La mise en place d’un collier cervical rigide ou semi-rigide qui empêche tout mouvement de flexion dans le sens antéro-postérieur ou latéral ainsi que les rotations, est effectuée la plupart du temps par les équipes paramédicales et les pompiers. Le retrait du collier n’est envisageable que sur avis médical. Ce qui donne des situations un peu stupides où personne n’ose toucher au blessé, il faut très vite évaluer si le dispositif doit être gardé ou non, les sauveteurs attendent leur matériel ou partent et viennent le récupérer plus tard …
Lors de la pose, le principe est de maintenir un axe tête-cou-tronc en évitant tout mouvement qui aggraverait une fracture ou une blessure de la moelle épinière cervicale, ce qui nécessite deux opérateurs. A signaler également que la prise en charge des voies aériennes est alors compliquée puisqu’il n’est pas possible de mobiliser le cou pour l’intubation trachéale.
Cette mise en place n’est pas toujours aisée même sur un sujet conscient, qui n’est pax extrait de son véhicule. Il faut qu’un aide puisse se positionner derrière le siège pour maintenir la tête, pendant que l’opérateur place le collier.
Au sol, en decubitus dorsal, le positionnement est plus facile, mais ceci implique que le blessé soit déjà sorti du véhicule, par ses propres moyens ce qui ferait penser qu’il n’a pas de lésion grave (ce qui n’est pas toujours vrai), ou qu’il ait été éjecté et dans ce cas le risque de lésion cervicale est élevé.
L’examen clinique neurologique n’est pas très fiable en préhospitalier faute de temps et de pouvoir déshabiller le patient pour avoir un test de sensibilité complet. Si le blessé est comateux, la motricité volontaire n’est pas non plus testable.
De plus rien ne sert d’y passer des heures, vu que les seules possibilités thérapeutiques sont d’immobiliser (donc d’éviter l’aggravation d’une lésion existante), et pas un traitement étiologique. C’est le cas aussi en cas d’instabilité hémodynamique où la stabilisation définitive des lésions passe après l’acheminement rapide du blessé vers un trauma center.
Entorse cervicale grave, fracture vertébrale, avec ou sans lésion médullaire associée sont immobilisées de la même façon en préhospitalier. Ce n’est qu’après bilan diagnostique traumatologique que sera choisi un traitement orthopédique d’immobilisation ou une intervention neurochirurgicale.

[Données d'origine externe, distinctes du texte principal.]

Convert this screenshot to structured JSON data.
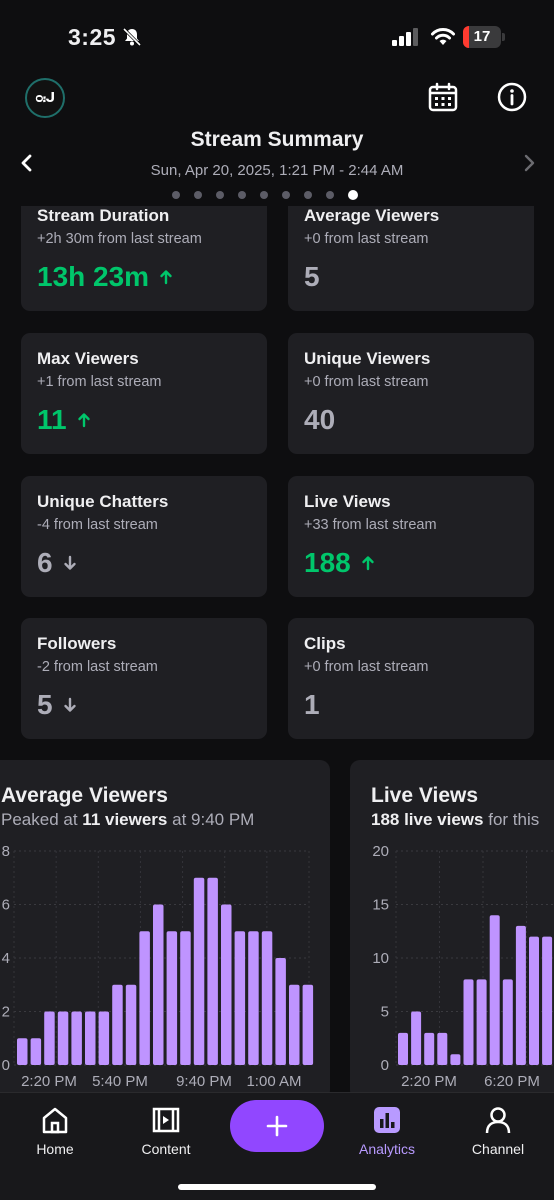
{
  "status_bar": {
    "time": "3:25",
    "battery": "17",
    "battery_level": 0.17
  },
  "header": {
    "logo_text": "ᴑ᎓ᒍ",
    "title": "Stream Summary",
    "subtitle": "Sun, Apr 20, 2025, 1:21 PM - 2:44 AM",
    "page_dots": 9,
    "active_dot": 8
  },
  "stats": [
    {
      "label": "Stream Duration",
      "delta": "+2h 30m from last stream",
      "value": "13h 23m",
      "trend": "up"
    },
    {
      "label": "Average Viewers",
      "delta": "+0 from last stream",
      "value": "5",
      "trend": "flat"
    },
    {
      "label": "Max Viewers",
      "delta": "+1 from last stream",
      "value": "11",
      "trend": "up"
    },
    {
      "label": "Unique Viewers",
      "delta": "+0 from last stream",
      "value": "40",
      "trend": "flat"
    },
    {
      "label": "Unique Chatters",
      "delta": "-4 from last stream",
      "value": "6",
      "trend": "down"
    },
    {
      "label": "Live Views",
      "delta": "+33 from last stream",
      "value": "188",
      "trend": "up"
    },
    {
      "label": "Followers",
      "delta": "-2 from last stream",
      "value": "5",
      "trend": "down"
    },
    {
      "label": "Clips",
      "delta": "+0 from last stream",
      "value": "1",
      "trend": "flat"
    }
  ],
  "charts": {
    "avg_viewers": {
      "title": "Average Viewers",
      "sub_prefix": "Peaked at",
      "sub_bold": "11 viewers",
      "sub_suffix": "at 9:40 PM"
    },
    "live_views": {
      "title": "Live Views",
      "sub_bold": "188 live views",
      "sub_suffix": "for this"
    }
  },
  "chart_data": [
    {
      "type": "bar",
      "title": "Average Viewers",
      "ylim": [
        0,
        8
      ],
      "yticks": [
        "8",
        "6",
        "4",
        "2",
        "0"
      ],
      "xticks": [
        "2:20 PM",
        "5:40 PM",
        "9:40 PM",
        "1:00 AM"
      ],
      "values": [
        1,
        1,
        2,
        2,
        2,
        2,
        2,
        3,
        3,
        5,
        6,
        5,
        5,
        7,
        7,
        6,
        5,
        5,
        5,
        4,
        3,
        3
      ],
      "color": "#bf94ff",
      "grid": true
    },
    {
      "type": "bar",
      "title": "Live Views",
      "ylim": [
        0,
        20
      ],
      "yticks": [
        "20",
        "15",
        "10",
        "5",
        "0"
      ],
      "xticks": [
        "2:20 PM",
        "6:20 PM"
      ],
      "values": [
        3,
        5,
        3,
        3,
        1,
        8,
        8,
        14,
        8,
        13,
        12,
        12
      ],
      "color": "#bf94ff",
      "grid": true
    }
  ],
  "tabs": [
    {
      "label": "Home",
      "icon": "home-icon"
    },
    {
      "label": "Content",
      "icon": "content-icon"
    },
    {
      "label": "Analytics",
      "icon": "analytics-icon",
      "active": true
    },
    {
      "label": "Channel",
      "icon": "channel-icon"
    }
  ],
  "colors": {
    "accent": "#9147ff",
    "up": "#00c66b",
    "bar": "#bf94ff",
    "card": "#1f1f23"
  }
}
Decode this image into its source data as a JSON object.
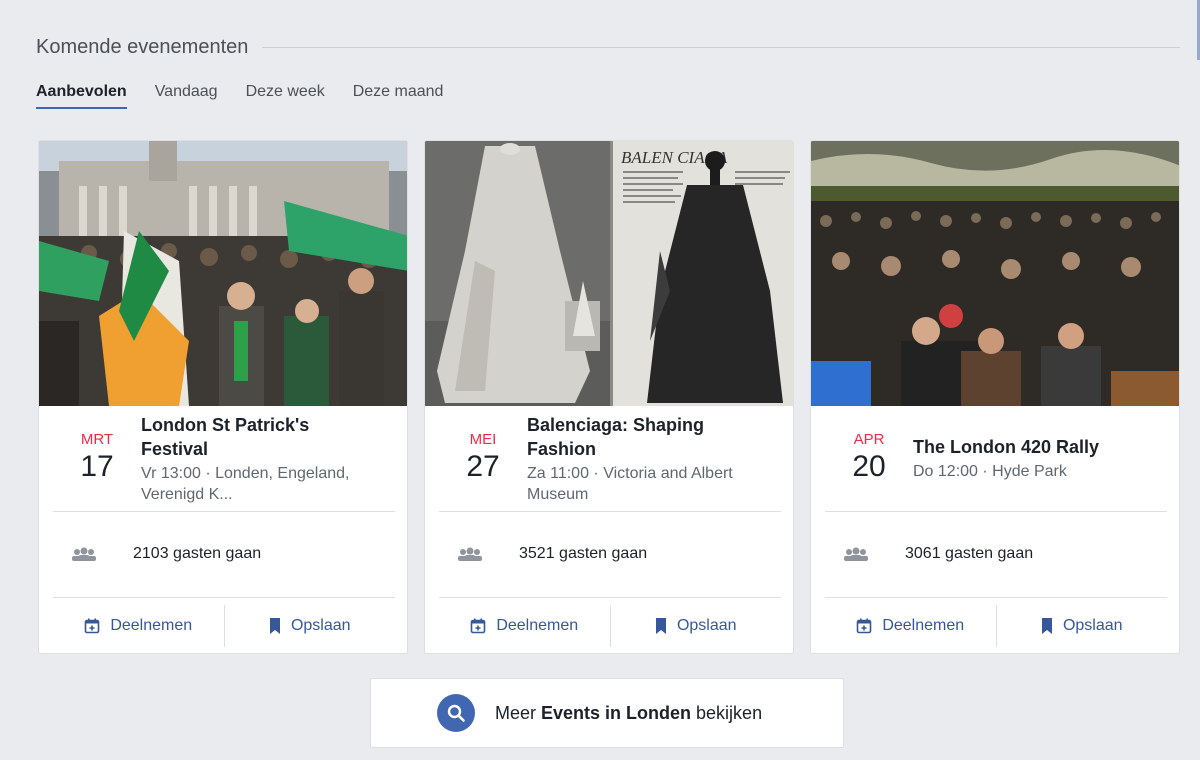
{
  "section": {
    "title": "Komende evenementen"
  },
  "tabs": [
    {
      "label": "Aanbevolen",
      "active": true
    },
    {
      "label": "Vandaag",
      "active": false
    },
    {
      "label": "Deze week",
      "active": false
    },
    {
      "label": "Deze maand",
      "active": false
    }
  ],
  "events": [
    {
      "month": "MRT",
      "day": "17",
      "title": "London St Patrick's Festival",
      "meta": "Vr 13:00 · Londen, Engeland, Verenigd K...",
      "guests": "2103 gasten gaan",
      "join_label": "Deelnemen",
      "save_label": "Opslaan"
    },
    {
      "month": "MEI",
      "day": "27",
      "title": "Balenciaga: Shaping Fashion",
      "meta": "Za 11:00 · Victoria and Albert Museum",
      "guests": "3521 gasten gaan",
      "join_label": "Deelnemen",
      "save_label": "Opslaan",
      "image_text": "BALEN   CIAGA"
    },
    {
      "month": "APR",
      "day": "20",
      "title": "The London 420 Rally",
      "meta": "Do 12:00 · Hyde Park",
      "guests": "3061 gasten gaan",
      "join_label": "Deelnemen",
      "save_label": "Opslaan"
    }
  ],
  "more_button": {
    "prefix": "Meer ",
    "bold": "Events in Londen",
    "suffix": " bekijken"
  },
  "colors": {
    "accent": "#4267b2",
    "link": "#365899",
    "date_red": "#f02849",
    "background": "#e9ebee"
  },
  "icons": {
    "guests": "people-icon",
    "join": "calendar-plus-icon",
    "save": "bookmark-icon",
    "search": "search-icon"
  }
}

Seuls des traumatismes vertébraux cervicaux ouverts, avec plaie donc, posent un problème d’immobilisation en cas de plaie très hémorragique. Mais ces situations sont souvent tellement vulnérantes que le blessé a peu de chances de survie.
Par collier cervical on entend aussi, le traitement des entorses cervicales bénignes après prise en charge médicale, sous forme d’un collier mousse, ajustable par le patient lui même. Il a un effet antalgique symptômatique, il ne « traite » pas l’entorse véritablement, mais accompagne par une relative immobilisation, la guérison des ligaments vertébraux.
Le problème c’est que c’est tellement devenu un axiome qu’il en devient illogique. D’instinct c’est une bonne attitude que d’immobiliser le rachis cervical dans le doute où son instabilité risquerait de léser gravement la moelle épinière. Pour mémoire, la moelle cervicale émet des racines qui participent à l’innervation des muscles du cou, la constitution du plexus brachial et en C4 les filets nerveux qui vont former les nerfs phréniques innervant le diaphragme. En résumé une lésion médullaire en dessous de C4 est grave, susceptible d’entraîner une tétraplégie ; au-dessus de C4 elle va entrainer en plus une paralysie respiratoire totale. On comprend bien la problématique, tant qu’on ne sait pas, il ne faut pas que ça bouge. Ca a probablement bien marché pendant des années.
Mais des utilisations par excès sont sources de stress et d’inconfort inutile. Tous les « receveurs » hospitaliers vous le diront, ils recoivent quotidiennement des blessés conditionnés par excès avec des minerves rigides qui leur font parfois plus de mal que de bien.
L’Evidence Based Medicine (et ses excès) qui vise à démontrer que toute méthode ou thérapeutique possède des preuves solides de son bon fonctionnement est passée aussi par là. Ainsi qu’une certaine mode du « remettons en question tous les dogmes qu’on nous a appris ». C’est une bonne chose … jusqu’au moment où on ne perd pas son temps à titiller des situations où ça marchait pas trop mal sans se questionner sur des sujets plus sensibles. Fin de la parenthèse EBM et blog.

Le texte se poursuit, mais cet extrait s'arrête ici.